Burada adı geçen belanın ne olduğunu biliyor musunuz? Bu şirktir. Kişi Rasulullah'ın bir sözünde azıcık tereddüt etse, kalbine şüphe düşse helak olur."
Hatem et-Tai'nin oğlu Adiyy diyor ki:
"Rasulullah (s.a.v.)'ı:
"Onlar, Allah'ı bırakıp hahamlarını, rahiplerini ve Meryem oğlu Mesih'i Rab edindiler." (Tevbe: 9/31) ayetini okurken duydum ve:
"Biz onlara ibadet etmiyoruz ki" dedim. Rasulullah (s.a.v.):
"Allah'ın helal kıldığını haram, haram kıldığını helal kıldıklarında onlara itaat etmiyor musunuz?" diye sordu. Ben:
"Evet" diye cevap verdim. Bunun üzerine Rasulullah (s.a.v.) şöyle buyurdu:
"İşte bu onlara ibadet etmektir." (Tirmizi Tefsir: 9, Taberi: 14/210, (61632-61634) Suyuti Durru'l-mensur: 3/230, Beyhaki Sünenü'l-Kübra)
İSTİFADELER
1 - Kullara itaatin sınırlarını aştıklarında insanların şirke düşecekleri bildirilmiştir. Nitekim ehli kitap da ilk önceleri kendi kitap ve peygamberlerine bağlı kimselerdi. İlmi ve içtihadi meselelerde din adamlarına danışır ve onların kitap ve sünnetten bildirdikleri hükümlere itaat ederlerdi. Zamanla bu itaatin sınırını aşarak anlatılanların kendi kitap ve sünnetlerine uygun olmasına önem vermediler. Allah'ın helalini haram, haramını helal kıldıkları halde onlara tabi olmaya devam ettiler. Daha sonraları kitap ve sünnetten o derece uzaklaştılar ki, artık din adamlarının fetvalarına bile ihtiyaç duymayıp hayatlarını düzenleyen kanunları kendileri koymaya başladılar ve birbirlerinin koymuş oldukları kanunlara itaat etmek suretiyle birbirlerine ibadet eder oldular. Ne yazık ki, günümüzde de bunun örneklerine çokça rastlamak mümkündür. Alim zannettikleri kimselere ve şeyhlerine körü körüne bağlanan kimseler onların ağızlarından çıkan her fetvayı adeta Allah ve Rasulü'nün hükmü gibi benimsemekte; onlara bunun doğru olmadığı Kur'an ve sünnetten delillerle ispatlansa da kabul etmemekte, böylece onların hükmünü Allah ve Rasulü'nün hükmüne tercih etmektedirler. Biz bu kimselere sadece Tevbe 31 ayetini ve İbn Abbas'ın sözünü hatırlatmakla yetiniyor ve onların durumuna düşmekten Allah'a sığınıyoruz.
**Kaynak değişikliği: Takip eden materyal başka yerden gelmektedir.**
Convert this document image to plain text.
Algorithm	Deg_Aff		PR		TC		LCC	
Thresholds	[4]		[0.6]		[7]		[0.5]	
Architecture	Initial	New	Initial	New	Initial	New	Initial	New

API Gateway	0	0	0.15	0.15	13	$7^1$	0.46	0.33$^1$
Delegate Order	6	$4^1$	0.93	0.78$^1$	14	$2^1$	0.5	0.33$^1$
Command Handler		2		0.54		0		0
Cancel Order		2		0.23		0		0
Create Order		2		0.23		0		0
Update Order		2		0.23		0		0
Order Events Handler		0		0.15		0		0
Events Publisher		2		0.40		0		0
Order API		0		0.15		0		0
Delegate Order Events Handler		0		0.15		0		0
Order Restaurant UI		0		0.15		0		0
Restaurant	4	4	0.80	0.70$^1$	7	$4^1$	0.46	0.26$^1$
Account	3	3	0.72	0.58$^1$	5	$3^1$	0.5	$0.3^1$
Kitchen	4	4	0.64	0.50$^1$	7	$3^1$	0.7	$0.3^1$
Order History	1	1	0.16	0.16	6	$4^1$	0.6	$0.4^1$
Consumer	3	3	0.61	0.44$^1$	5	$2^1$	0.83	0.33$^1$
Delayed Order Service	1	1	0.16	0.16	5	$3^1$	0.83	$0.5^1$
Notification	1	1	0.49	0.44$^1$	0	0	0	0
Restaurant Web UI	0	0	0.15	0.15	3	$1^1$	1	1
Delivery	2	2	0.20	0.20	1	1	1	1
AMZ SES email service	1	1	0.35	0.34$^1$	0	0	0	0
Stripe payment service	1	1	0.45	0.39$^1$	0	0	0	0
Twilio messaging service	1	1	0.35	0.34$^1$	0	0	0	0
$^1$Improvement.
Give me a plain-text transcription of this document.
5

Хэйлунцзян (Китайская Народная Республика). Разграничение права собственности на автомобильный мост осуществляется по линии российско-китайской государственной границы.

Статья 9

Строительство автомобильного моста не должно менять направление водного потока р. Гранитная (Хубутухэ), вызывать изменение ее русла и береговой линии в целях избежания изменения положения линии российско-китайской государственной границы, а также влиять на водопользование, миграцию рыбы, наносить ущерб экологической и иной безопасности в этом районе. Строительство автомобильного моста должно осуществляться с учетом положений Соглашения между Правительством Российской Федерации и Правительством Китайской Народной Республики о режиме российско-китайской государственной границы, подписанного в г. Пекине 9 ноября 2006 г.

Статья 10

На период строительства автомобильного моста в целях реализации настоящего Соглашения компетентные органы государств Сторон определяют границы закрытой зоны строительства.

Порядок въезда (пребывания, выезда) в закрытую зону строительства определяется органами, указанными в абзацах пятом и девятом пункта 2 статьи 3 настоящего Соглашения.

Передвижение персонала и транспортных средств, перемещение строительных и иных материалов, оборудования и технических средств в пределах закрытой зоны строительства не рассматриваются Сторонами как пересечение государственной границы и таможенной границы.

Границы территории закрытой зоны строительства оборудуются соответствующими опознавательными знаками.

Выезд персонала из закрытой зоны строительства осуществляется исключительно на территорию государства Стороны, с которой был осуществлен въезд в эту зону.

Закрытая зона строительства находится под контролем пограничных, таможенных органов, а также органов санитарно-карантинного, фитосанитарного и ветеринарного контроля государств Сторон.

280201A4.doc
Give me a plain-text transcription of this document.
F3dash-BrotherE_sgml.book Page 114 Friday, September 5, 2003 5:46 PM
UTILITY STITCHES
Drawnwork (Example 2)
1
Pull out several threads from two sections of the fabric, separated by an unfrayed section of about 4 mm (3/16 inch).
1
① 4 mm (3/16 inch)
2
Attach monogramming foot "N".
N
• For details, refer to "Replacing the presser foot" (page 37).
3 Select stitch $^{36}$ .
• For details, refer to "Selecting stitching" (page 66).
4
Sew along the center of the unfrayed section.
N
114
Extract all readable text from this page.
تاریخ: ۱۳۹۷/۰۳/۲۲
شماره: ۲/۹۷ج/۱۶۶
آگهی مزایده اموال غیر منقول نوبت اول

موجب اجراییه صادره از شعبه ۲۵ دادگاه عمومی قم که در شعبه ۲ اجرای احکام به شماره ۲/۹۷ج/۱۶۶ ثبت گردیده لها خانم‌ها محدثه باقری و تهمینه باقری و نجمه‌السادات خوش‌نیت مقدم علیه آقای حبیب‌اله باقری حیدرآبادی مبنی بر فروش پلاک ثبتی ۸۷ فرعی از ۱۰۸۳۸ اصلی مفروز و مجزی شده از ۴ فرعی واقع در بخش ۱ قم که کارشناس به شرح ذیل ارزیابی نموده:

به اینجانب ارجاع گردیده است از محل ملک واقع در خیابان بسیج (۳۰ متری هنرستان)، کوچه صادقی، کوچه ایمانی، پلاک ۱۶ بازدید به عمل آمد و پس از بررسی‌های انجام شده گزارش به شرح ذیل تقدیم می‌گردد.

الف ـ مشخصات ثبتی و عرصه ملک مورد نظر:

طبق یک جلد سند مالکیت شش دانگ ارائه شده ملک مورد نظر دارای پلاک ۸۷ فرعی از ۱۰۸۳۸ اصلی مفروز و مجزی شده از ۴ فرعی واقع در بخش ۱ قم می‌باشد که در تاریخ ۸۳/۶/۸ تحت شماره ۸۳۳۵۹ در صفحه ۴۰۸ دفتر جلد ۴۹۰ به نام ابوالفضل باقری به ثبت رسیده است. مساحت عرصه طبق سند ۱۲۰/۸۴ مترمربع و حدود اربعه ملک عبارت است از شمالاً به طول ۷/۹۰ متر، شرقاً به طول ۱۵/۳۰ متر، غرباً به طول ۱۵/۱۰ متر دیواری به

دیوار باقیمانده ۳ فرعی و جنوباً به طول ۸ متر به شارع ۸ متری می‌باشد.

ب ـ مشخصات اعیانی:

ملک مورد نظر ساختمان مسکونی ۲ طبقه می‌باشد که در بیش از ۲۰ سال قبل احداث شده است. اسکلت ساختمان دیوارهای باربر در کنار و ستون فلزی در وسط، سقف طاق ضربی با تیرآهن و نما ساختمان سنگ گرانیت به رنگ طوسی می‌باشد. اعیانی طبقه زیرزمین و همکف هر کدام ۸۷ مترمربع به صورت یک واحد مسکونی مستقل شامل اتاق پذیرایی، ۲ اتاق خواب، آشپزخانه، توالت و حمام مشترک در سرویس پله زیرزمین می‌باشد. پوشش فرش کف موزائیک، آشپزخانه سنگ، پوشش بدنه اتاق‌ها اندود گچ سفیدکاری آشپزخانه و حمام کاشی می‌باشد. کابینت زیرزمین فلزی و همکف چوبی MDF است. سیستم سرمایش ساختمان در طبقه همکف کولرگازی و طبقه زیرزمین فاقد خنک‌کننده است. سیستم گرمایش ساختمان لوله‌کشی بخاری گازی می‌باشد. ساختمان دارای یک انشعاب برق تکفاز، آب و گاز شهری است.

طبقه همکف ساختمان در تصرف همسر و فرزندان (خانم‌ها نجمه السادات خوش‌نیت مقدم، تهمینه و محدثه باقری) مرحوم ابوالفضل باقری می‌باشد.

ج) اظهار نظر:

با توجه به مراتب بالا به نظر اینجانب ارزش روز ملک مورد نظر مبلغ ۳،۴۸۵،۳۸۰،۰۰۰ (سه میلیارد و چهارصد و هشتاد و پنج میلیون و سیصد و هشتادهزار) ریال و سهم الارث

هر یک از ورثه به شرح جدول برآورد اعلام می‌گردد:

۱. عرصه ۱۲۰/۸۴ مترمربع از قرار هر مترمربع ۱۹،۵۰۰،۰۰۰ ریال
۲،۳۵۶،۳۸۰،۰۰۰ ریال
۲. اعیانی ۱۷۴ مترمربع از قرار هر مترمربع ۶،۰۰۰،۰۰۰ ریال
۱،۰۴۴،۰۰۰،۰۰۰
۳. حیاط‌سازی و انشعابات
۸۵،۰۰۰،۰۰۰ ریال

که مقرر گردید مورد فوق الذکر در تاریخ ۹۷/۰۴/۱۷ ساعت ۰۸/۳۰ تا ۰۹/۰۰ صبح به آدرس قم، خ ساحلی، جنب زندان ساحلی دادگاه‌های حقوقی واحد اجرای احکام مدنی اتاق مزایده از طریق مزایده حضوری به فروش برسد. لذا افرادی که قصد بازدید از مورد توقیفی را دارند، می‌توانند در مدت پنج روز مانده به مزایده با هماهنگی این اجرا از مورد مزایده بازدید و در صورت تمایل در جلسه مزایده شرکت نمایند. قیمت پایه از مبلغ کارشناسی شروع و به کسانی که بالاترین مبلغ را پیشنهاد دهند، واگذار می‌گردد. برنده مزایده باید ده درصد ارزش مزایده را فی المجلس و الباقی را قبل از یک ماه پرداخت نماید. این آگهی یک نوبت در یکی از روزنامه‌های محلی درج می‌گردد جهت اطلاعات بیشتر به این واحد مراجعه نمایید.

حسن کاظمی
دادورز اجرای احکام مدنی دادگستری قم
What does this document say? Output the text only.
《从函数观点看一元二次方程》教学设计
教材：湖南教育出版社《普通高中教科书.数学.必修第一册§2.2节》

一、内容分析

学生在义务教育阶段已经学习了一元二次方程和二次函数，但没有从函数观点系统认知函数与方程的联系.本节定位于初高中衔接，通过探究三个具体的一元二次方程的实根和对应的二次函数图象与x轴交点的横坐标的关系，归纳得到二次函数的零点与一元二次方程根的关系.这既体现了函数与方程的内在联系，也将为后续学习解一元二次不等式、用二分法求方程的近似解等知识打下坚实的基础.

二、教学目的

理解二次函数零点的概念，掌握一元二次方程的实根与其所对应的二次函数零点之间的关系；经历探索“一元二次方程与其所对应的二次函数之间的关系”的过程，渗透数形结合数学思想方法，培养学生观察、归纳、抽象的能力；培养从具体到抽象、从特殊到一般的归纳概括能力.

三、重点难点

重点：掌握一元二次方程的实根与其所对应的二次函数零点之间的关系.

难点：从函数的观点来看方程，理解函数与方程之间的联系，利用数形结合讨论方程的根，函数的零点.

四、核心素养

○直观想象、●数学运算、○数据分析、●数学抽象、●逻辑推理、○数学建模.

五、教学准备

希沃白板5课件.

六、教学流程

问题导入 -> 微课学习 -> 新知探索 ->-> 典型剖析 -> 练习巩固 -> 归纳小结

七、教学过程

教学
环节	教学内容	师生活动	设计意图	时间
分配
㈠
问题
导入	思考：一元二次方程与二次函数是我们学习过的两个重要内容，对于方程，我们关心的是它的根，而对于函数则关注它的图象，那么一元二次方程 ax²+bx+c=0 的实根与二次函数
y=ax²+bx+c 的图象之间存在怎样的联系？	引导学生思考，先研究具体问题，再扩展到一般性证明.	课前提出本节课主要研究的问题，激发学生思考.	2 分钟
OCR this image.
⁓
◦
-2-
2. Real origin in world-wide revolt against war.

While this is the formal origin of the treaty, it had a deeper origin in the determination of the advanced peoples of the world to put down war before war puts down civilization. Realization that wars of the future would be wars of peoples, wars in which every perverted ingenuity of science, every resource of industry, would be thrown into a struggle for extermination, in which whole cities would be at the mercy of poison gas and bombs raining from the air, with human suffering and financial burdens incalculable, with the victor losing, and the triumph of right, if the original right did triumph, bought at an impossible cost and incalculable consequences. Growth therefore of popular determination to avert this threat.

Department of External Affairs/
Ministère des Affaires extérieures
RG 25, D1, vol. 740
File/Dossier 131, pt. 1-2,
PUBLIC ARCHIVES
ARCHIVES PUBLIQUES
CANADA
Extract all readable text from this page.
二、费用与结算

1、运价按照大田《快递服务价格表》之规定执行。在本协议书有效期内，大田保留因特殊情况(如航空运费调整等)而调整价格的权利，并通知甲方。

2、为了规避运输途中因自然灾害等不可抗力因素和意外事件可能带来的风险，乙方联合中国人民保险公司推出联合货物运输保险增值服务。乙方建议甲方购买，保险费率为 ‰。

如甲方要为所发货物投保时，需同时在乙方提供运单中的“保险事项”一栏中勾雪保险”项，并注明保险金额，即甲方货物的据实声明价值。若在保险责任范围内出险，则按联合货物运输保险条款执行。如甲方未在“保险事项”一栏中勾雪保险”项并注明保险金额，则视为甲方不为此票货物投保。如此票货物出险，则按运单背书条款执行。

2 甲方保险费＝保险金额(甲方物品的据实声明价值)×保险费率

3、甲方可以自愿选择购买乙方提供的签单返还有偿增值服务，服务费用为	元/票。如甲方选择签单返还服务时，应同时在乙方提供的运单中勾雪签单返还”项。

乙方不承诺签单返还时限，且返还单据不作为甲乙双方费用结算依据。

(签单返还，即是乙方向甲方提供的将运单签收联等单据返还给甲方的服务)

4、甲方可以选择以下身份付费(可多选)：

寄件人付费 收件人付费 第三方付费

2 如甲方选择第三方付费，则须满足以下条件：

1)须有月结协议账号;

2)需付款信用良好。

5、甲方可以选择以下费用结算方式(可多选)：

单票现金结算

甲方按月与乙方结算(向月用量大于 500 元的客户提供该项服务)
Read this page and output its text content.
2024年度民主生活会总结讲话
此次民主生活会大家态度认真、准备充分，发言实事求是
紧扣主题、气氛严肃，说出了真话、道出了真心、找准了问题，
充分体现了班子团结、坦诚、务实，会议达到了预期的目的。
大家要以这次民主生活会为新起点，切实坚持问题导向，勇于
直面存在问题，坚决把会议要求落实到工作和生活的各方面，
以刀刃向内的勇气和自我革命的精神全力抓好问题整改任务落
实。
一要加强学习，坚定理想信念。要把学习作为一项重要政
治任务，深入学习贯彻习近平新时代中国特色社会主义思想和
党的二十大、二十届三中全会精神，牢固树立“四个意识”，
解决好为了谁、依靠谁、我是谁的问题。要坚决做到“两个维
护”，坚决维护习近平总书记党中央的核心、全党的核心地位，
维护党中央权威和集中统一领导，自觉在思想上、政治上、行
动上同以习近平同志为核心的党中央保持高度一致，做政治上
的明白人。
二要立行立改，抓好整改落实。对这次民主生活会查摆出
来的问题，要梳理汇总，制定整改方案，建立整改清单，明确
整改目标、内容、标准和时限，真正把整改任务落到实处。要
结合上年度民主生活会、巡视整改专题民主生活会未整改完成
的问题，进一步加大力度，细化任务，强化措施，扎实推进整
2 - Allah'ın helal kıldığını haram, haram kıldığını helal kılan kimselere itaat etmek onlara ibadet etmektir.
3 - Rasulullah (s.a.v.)'ın hüküm bildirdiği meselelerde alim de olsa hiç kimsenin görüşüne itibar edilmez.
4 - Herhangi bir meselede başvurulması gereken falan alimin yada filan şeyhin sözü değil Rasulullah (s.a.v.)'ın bizzat kendisidir.
5 - Rasulullah (s.a.v.)'ın emrine aykırı hareket eden kimseler gerek dünyada, gerekse ahirette azaba uğratılmakla tehdit edilmişlerdir.
6 - Rasulullah (s.a.v.)'ın herhangi bir hükmünde tereddüt eden veya şüphe eden helak olur.